We’re already on the hook for about a half million dollars per household just to pay for the unfunded liabilities in Social Security and Medicare, according to David M. Walker, former comptroller general of the United States and head of the Government Accountability Office from 1998 to 2008.
“The Peterson Foundation calculated the federal government accumulated $56.4 trillion in total liabilities and unfunded promises for Medicare and Social Security as of September 30, 2008,” states Walker, president and CEO of the Peter G. Peterson Foundation. “The numbers used to calculate this figure come directly from the audited financial statements of the U.S. government.”
Explains Walker, breaking down this liability to per family and per capita levels, “If $56.4 trillion in financial commitments is too big a number to digest, think of it as $483,000 per American household, or $184,000 for every man, woman and child in the country.”
Actually, it’s double that, more like $1 million per household, for the top half of the nation’s income earners who pick up the lion’s share of the federal tab. For tax year 2007, the Internal Revenue Service reports that the top 50 percent of income earners paid 97.11 percent of total amount collected in income taxes.
Digging deeper and faster into this fiscal hole, President Obama’s proposed budget raises the nation’s level of red ink by record-breaking amounts over the next 10 years.
“The proposed budget over the next decade would rack up $45.8 trillion in new spending, $9.1 trillion in deficits and more than $2 trillion in higher taxes on Americans,” states Investor’s Business Daily. “It will double the national debt held by the public to over $18 trillion, while raising taxes on 3.2 million small businesses and upper income taxpayers — the very people the administration is counting on to pull us out of recession.”
Obama’s big idea is that we can beg and borrow our way to an America with more windmills, tinier cars, costlier schools, and more jobs — all while making things more equal by taking more money out of the pockets of the people who create the jobs.

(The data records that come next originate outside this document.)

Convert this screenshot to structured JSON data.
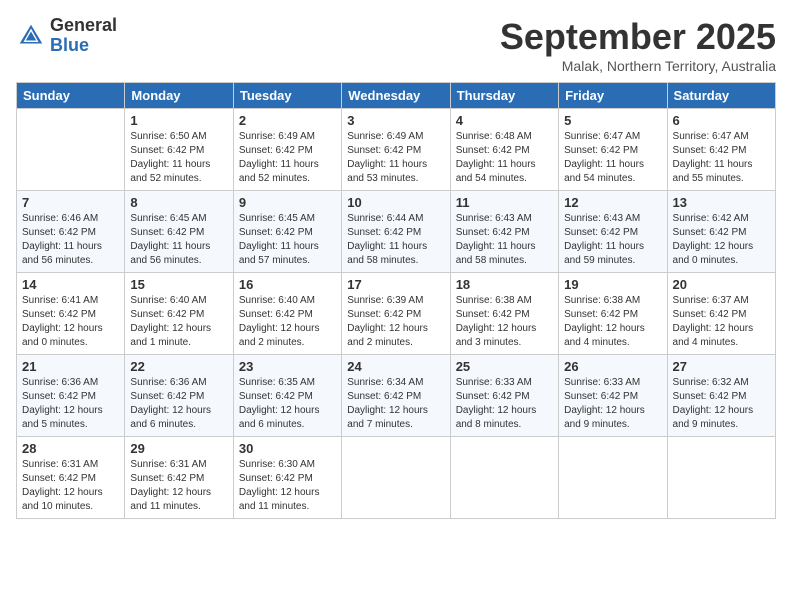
{
  "header": {
    "logo_general": "General",
    "logo_blue": "Blue",
    "month": "September 2025",
    "location": "Malak, Northern Territory, Australia"
  },
  "days_of_week": [
    "Sunday",
    "Monday",
    "Tuesday",
    "Wednesday",
    "Thursday",
    "Friday",
    "Saturday"
  ],
  "weeks": [
    [
      {
        "day": "",
        "info": ""
      },
      {
        "day": "1",
        "info": "Sunrise: 6:50 AM\nSunset: 6:42 PM\nDaylight: 11 hours\nand 52 minutes."
      },
      {
        "day": "2",
        "info": "Sunrise: 6:49 AM\nSunset: 6:42 PM\nDaylight: 11 hours\nand 52 minutes."
      },
      {
        "day": "3",
        "info": "Sunrise: 6:49 AM\nSunset: 6:42 PM\nDaylight: 11 hours\nand 53 minutes."
      },
      {
        "day": "4",
        "info": "Sunrise: 6:48 AM\nSunset: 6:42 PM\nDaylight: 11 hours\nand 54 minutes."
      },
      {
        "day": "5",
        "info": "Sunrise: 6:47 AM\nSunset: 6:42 PM\nDaylight: 11 hours\nand 54 minutes."
      },
      {
        "day": "6",
        "info": "Sunrise: 6:47 AM\nSunset: 6:42 PM\nDaylight: 11 hours\nand 55 minutes."
      }
    ],
    [
      {
        "day": "7",
        "info": "Sunrise: 6:46 AM\nSunset: 6:42 PM\nDaylight: 11 hours\nand 56 minutes."
      },
      {
        "day": "8",
        "info": "Sunrise: 6:45 AM\nSunset: 6:42 PM\nDaylight: 11 hours\nand 56 minutes."
      },
      {
        "day": "9",
        "info": "Sunrise: 6:45 AM\nSunset: 6:42 PM\nDaylight: 11 hours\nand 57 minutes."
      },
      {
        "day": "10",
        "info": "Sunrise: 6:44 AM\nSunset: 6:42 PM\nDaylight: 11 hours\nand 58 minutes."
      },
      {
        "day": "11",
        "info": "Sunrise: 6:43 AM\nSunset: 6:42 PM\nDaylight: 11 hours\nand 58 minutes."
      },
      {
        "day": "12",
        "info": "Sunrise: 6:43 AM\nSunset: 6:42 PM\nDaylight: 11 hours\nand 59 minutes."
      },
      {
        "day": "13",
        "info": "Sunrise: 6:42 AM\nSunset: 6:42 PM\nDaylight: 12 hours\nand 0 minutes."
      }
    ],
    [
      {
        "day": "14",
        "info": "Sunrise: 6:41 AM\nSunset: 6:42 PM\nDaylight: 12 hours\nand 0 minutes."
      },
      {
        "day": "15",
        "info": "Sunrise: 6:40 AM\nSunset: 6:42 PM\nDaylight: 12 hours\nand 1 minute."
      },
      {
        "day": "16",
        "info": "Sunrise: 6:40 AM\nSunset: 6:42 PM\nDaylight: 12 hours\nand 2 minutes."
      },
      {
        "day": "17",
        "info": "Sunrise: 6:39 AM\nSunset: 6:42 PM\nDaylight: 12 hours\nand 2 minutes."
      },
      {
        "day": "18",
        "info": "Sunrise: 6:38 AM\nSunset: 6:42 PM\nDaylight: 12 hours\nand 3 minutes."
      },
      {
        "day": "19",
        "info": "Sunrise: 6:38 AM\nSunset: 6:42 PM\nDaylight: 12 hours\nand 4 minutes."
      },
      {
        "day": "20",
        "info": "Sunrise: 6:37 AM\nSunset: 6:42 PM\nDaylight: 12 hours\nand 4 minutes."
      }
    ],
    [
      {
        "day": "21",
        "info": "Sunrise: 6:36 AM\nSunset: 6:42 PM\nDaylight: 12 hours\nand 5 minutes."
      },
      {
        "day": "22",
        "info": "Sunrise: 6:36 AM\nSunset: 6:42 PM\nDaylight: 12 hours\nand 6 minutes."
      },
      {
        "day": "23",
        "info": "Sunrise: 6:35 AM\nSunset: 6:42 PM\nDaylight: 12 hours\nand 6 minutes."
      },
      {
        "day": "24",
        "info": "Sunrise: 6:34 AM\nSunset: 6:42 PM\nDaylight: 12 hours\nand 7 minutes."
      },
      {
        "day": "25",
        "info": "Sunrise: 6:33 AM\nSunset: 6:42 PM\nDaylight: 12 hours\nand 8 minutes."
      },
      {
        "day": "26",
        "info": "Sunrise: 6:33 AM\nSunset: 6:42 PM\nDaylight: 12 hours\nand 9 minutes."
      },
      {
        "day": "27",
        "info": "Sunrise: 6:32 AM\nSunset: 6:42 PM\nDaylight: 12 hours\nand 9 minutes."
      }
    ],
    [
      {
        "day": "28",
        "info": "Sunrise: 6:31 AM\nSunset: 6:42 PM\nDaylight: 12 hours\nand 10 minutes."
      },
      {
        "day": "29",
        "info": "Sunrise: 6:31 AM\nSunset: 6:42 PM\nDaylight: 12 hours\nand 11 minutes."
      },
      {
        "day": "30",
        "info": "Sunrise: 6:30 AM\nSunset: 6:42 PM\nDaylight: 12 hours\nand 11 minutes."
      },
      {
        "day": "",
        "info": ""
      },
      {
        "day": "",
        "info": ""
      },
      {
        "day": "",
        "info": ""
      },
      {
        "day": "",
        "info": ""
      }
    ]
  ]
}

“Jobs will be our number one focus in 2010 and we’re going to start where most new jobs do, with small business,” explained Obama last week. “Small businesses have created roughly 65 percent of all new jobs over the past decade and a half and I think we should make it easier for them to open their doors and hire more workers.”
And making it “easier” is somehow supposed to be in tune with his call for higher income taxes on the top two brackets, new health insurance mandates, higher taxes on dividends, more unionism, higher inheritance taxes, and higher energy costs via cap-and-trade.
On just the income tax proposal, the Tax Foundation estimates that Obama’s proposed tax increase on the top two income brackets would amount to a $30 billion annual tax hike on the owners of small businesses.
Explains Susan Eckerly, senior vice president of the National Federation of Independent Business, the nation’s leading small business organization, linking the agenda of Obama and the Democrats in Congress to the lack of job growth, “Until small businesses are confident that Washington will not increase the cost of doing business through higher taxes, healthcare mandates and increased energy costs, small business owners will continue to stay on the sidelines when it comes to hiring and expanding their businesses.”
The result? Unsustainable debt and a botched recovery.
Ralph R. Reiland is an associate professor of economics at Robert Morris University in Pittsburgh.